First tests of the applicability of $\gamma$-ray imaging for background discrimination in time-of-flight neutron capture measurements

TL;DR

This paper demonstrates the first use of gamma-ray imaging with a pinhole camera to improve background discrimination in neutron capture experiments, achieving a twofold enhancement in signal-to-background ratio.

Contribution

It introduces a novel gamma-ray imaging technique for background suppression in neutron capture measurements and characterizes its performance.

Findings

Achieved a twofold increase in signal-to-background ratio.

Successfully assembled and tested a gamma camera with spatial and energy resolution.

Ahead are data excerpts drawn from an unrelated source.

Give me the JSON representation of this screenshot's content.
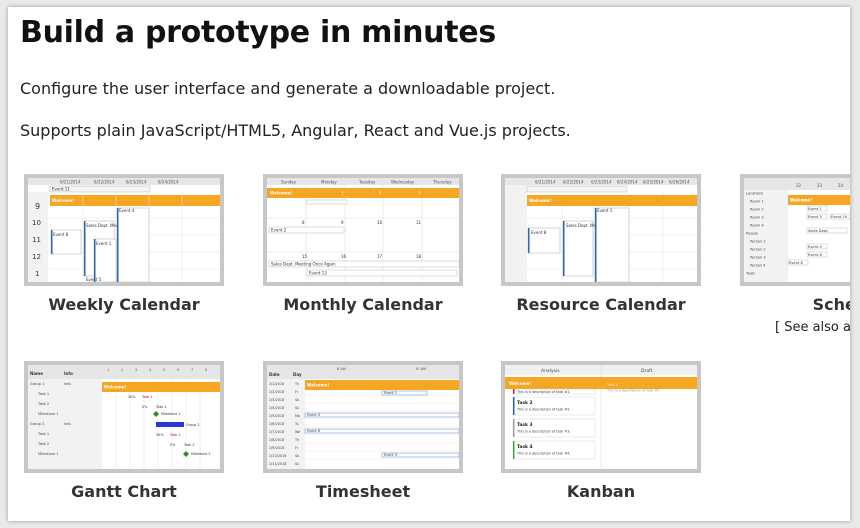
{
  "heading": "Build a prototype in minutes",
  "paragraphs": [
    "Configure the user interface and generate a downloadable project.",
    "Supports plain JavaScript/HTML5, Angular, React and Vue.js projects."
  ],
  "see_also": "[ See also a",
  "tiles": [
    {
      "title": "Weekly Calendar"
    },
    {
      "title": "Monthly Calendar"
    },
    {
      "title": "Resource Calendar"
    },
    {
      "title": "Sched"
    },
    {
      "title": "Gantt Chart"
    },
    {
      "title": "Timesheet"
    },
    {
      "title": "Kanban"
    }
  ],
  "thumbs": {
    "weekly": {
      "dates": [
        "6/21/2014",
        "6/22/2014",
        "6/23/2014",
        "6/24/2014"
      ],
      "hours": [
        "9",
        "10",
        "11",
        "12",
        "1"
      ],
      "banner": "Welcome!",
      "events": [
        "Event 11",
        "Sales Dept. Meeting",
        "Event 8",
        "Event 1",
        "Event 4",
        "Event 5"
      ]
    },
    "monthly": {
      "days": [
        "Sunday",
        "Monday",
        "Tuesday",
        "Wednesday",
        "Thursday"
      ],
      "banner": "Welcome!",
      "nums": [
        "1",
        "2",
        "3",
        "8",
        "9",
        "10",
        "11",
        "15",
        "16",
        "17",
        "18"
      ],
      "events": [
        "Event 2",
        "Sales Dept. Meeting Once Again",
        "Event 13"
      ]
    },
    "resource": {
      "dates": [
        "6/21/2014",
        "6/22/2014",
        "6/23/2014",
        "6/24/2014",
        "6/25/2014",
        "6/26/2014"
      ],
      "banner": "Welcome!",
      "events": [
        "Event 8",
        "Sales Dept. Meeting",
        "Event 1"
      ]
    },
    "scheduler": {
      "cols": [
        "22",
        "23",
        "24"
      ],
      "rows": [
        "Locations",
        "Room 1",
        "Room 2",
        "Room 3",
        "Room 4",
        "People",
        "Person 1",
        "Person 2",
        "Person 3",
        "Person 4",
        "Tools"
      ],
      "banner": "Welcome!",
      "events": [
        "Event 1",
        "Event 3",
        "Event 10",
        "Sales Dept.",
        "Event 4",
        "Event 6",
        "Event 8"
      ]
    },
    "gantt": {
      "headers": [
        "Name",
        "Info"
      ],
      "days": [
        "1",
        "2",
        "3",
        "4",
        "5",
        "6",
        "7",
        "8"
      ],
      "rows": [
        {
          "name": "Group 1",
          "info": "info"
        },
        {
          "name": "Task 1",
          "info": ""
        },
        {
          "name": "Task 2",
          "info": ""
        },
        {
          "name": "Milestone 1",
          "info": ""
        },
        {
          "name": "Group 2",
          "info": "info"
        },
        {
          "name": "Task 1",
          "info": ""
        },
        {
          "name": "Task 2",
          "info": ""
        },
        {
          "name": "Milestone 1",
          "info": ""
        }
      ],
      "banner": "Welcome!",
      "labels": [
        "30%",
        "Task 1",
        "0%",
        "Task 2",
        "Milestone 1",
        "Group 2",
        "30%",
        "Task 1",
        "0%",
        "Task 2",
        "Milestone 2"
      ]
    },
    "timesheet": {
      "header": [
        "Date",
        "Day"
      ],
      "periods": [
        "8 AM",
        "10 AM"
      ],
      "rows": [
        {
          "date": "2/1/2018",
          "day": "Th"
        },
        {
          "date": "2/2/2018",
          "day": "Fr"
        },
        {
          "date": "2/3/2018",
          "day": "Sa"
        },
        {
          "date": "2/4/2018",
          "day": "Su"
        },
        {
          "date": "2/5/2018",
          "day": "Mo"
        },
        {
          "date": "2/6/2018",
          "day": "Tu"
        },
        {
          "date": "2/7/2018",
          "day": "We"
        },
        {
          "date": "2/8/2018",
          "day": "Th"
        },
        {
          "date": "2/9/2018",
          "day": "Fr"
        },
        {
          "date": "2/10/2018",
          "day": "Sa"
        },
        {
          "date": "2/11/2018",
          "day": "Su"
        }
      ],
      "banner": "Welcome!",
      "events": [
        "Event 1",
        "Event 4",
        "Event 6",
        "Event 9"
      ]
    },
    "kanban": {
      "columns": [
        "Analysis",
        "Draft"
      ],
      "banner": "Welcome!",
      "cards": [
        {
          "title": "",
          "desc": "This is a description of task #1."
        },
        {
          "title": "Task 2",
          "desc": "This is a description of task #2."
        },
        {
          "title": "Task 3",
          "desc": "This is a description of task #3."
        },
        {
          "title": "Task 4",
          "desc": "This is a description of task #4."
        }
      ],
      "draft_cards": [
        {
          "title": "Task 5",
          "desc": "This is a description of task #5."
        }
      ]
    }
  }
}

Validated the technique with measurements on a $^{197}$Au sample at n_TOF.

Abstract

In this work we explore for the first time the applicability of using $\gamma$-ray imaging in neutron capture measurements to identify and suppress spatially localized background. For this aim, a pinhole gamma camera is assembled, tested and characterized in terms of energy and spatial performance. It consists of a monolithic CeBr$_3$ scintillating crystal coupled to a position-sensitive photomultiplier and readout through an integrated circuit AMIC2GR. The pinhole collimator is a massive carven block of lead. A series of dedicated measurements with calibrated sources and with a neutron beam incident on a $^{197}$Au sample have been carried out at n_TOF, achieving an enhancement of a factor of two in the signal-to-background ratio when selecting only those events coming from the direction of the sample.